Their cash earnings were up 0.4% from 1H16 to $224.7m, and the statuary net profit was $209m, little changed from 1H16. Return on equity was 8.77%, down from 9.10% in IH16. Return on tangible equity was 12.63% down from 13.15% IH16 and 12.71% 2H16. The dividend was held at 34c, with a payout ratio of 70.8%.

Whist total assets were up by 3.5% on 1H16 to $70.9b, net interest margin dropped 6 basis points to 2.1%. It may be recovering a little now thanks to repricing of loans but volume may be slowing as a result. Home lending was 70.6% of loans. They are close to the 10% investment lending speed limit, so that will also trim growth.

The expenses ratio improved, as shown by the Jaws momentum.

The Keystart loan acquisition meant their mortgage lending book grew 13.9%, but 6.8% excluding the acquisition. Residential loan approvals rose, including via third party channels, but broker loans seem to be slowing post the recent repricing.

There was a 9% growth in offset portfolio loans since December 2015. They say 45% of home loan customers are ahead with their minimum repayments. 29% of customers are 3 or more repayments ahead.  Loan settlements are running at around $1.5m a month.

9% of loans are over 90% LVR.

The Bank benefited from rising property values in its Homesafe portfolio and remains sensitive to future price growth. They added (only) $2.5m of overlay in 1H17 increasing the total overlay to the value of the portfolio to $26.1m. Given the strong price growth in Sydney and Melbourne this seems low!

BDD were controlled, but residential arrears are rising a little.
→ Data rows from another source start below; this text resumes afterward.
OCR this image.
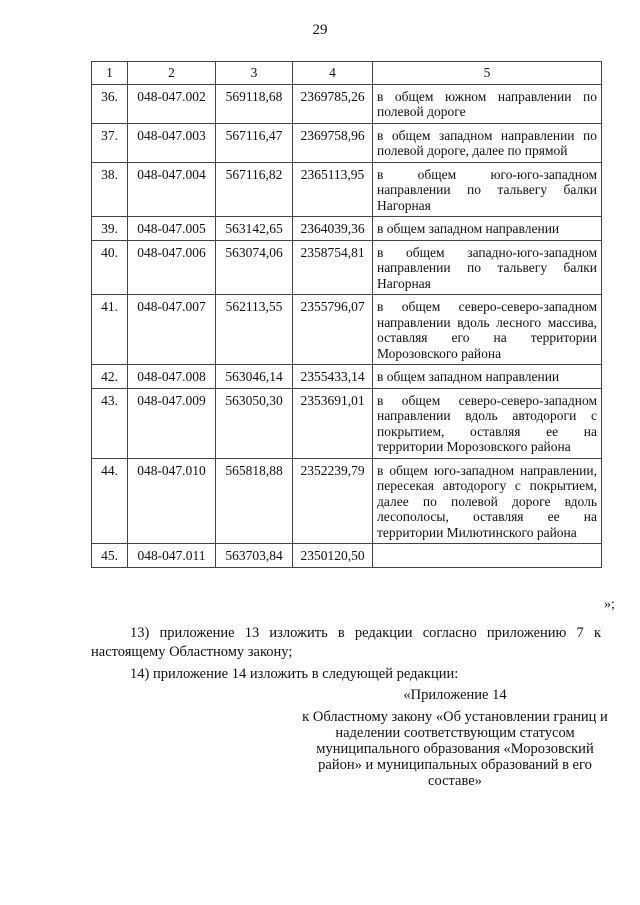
29
1	2	3	4	5
36.	048-047.002	569118,68	2369785,26	в общем южном направлении по полевой дороге
37.	048-047.003	567116,47	2369758,96	в общем западном направлении по полевой дороге, далее по прямой
38.	048-047.004	567116,82	2365113,95	в общем юго-юго-западном направлении по тальвегу балки Нагорная
39.	048-047.005	563142,65	2364039,36	в общем западном направлении
40.	048-047.006	563074,06	2358754,81	в общем западно-юго-западном направлении по тальвегу балки Нагорная
41.	048-047.007	562113,55	2355796,07	в общем северо-северо-западном направлении вдоль лесного массива, оставляя его на территории Морозовского района
42.	048-047.008	563046,14	2355433,14	в общем западном направлении
43.	048-047.009	563050,30	2353691,01	в общем северо-северо-западном направлении вдоль автодороги с покрытием, оставляя ее на территории Морозовского района
44.	048-047.010	565818,88	2352239,79	в общем юго-западном направлении, пересекая автодорогу с покрытием, далее по полевой дороге вдоль лесополосы, оставляя ее на территории Милютинского района
45.	048-047.011	563703,84	2350120,50	
»;
13) приложение 13 изложить в редакции согласно приложению 7 к настоящему Областному закону;
14) приложение 14 изложить в следующей редакции:
«Приложение 14
к Областному закону «Об установлении границ и наделении соответствующим статусом муниципального образования «Морозовский район» и муниципальных образований в его составе»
Great Southern is paying down as expected.

Bad debt provisions fell, partly thanks to a specific and large named, but now resolved risk.

Capital remains under pressure, with CET1 down to 7.97%. The move to advanced IRB (timing TBA) might help a bit, possibly.

All in all, they had to squeeze the lemon harder to drive a reasonable outcome, but we question whether the fundamentals are there for long-term sustainable and growing shareholder returns.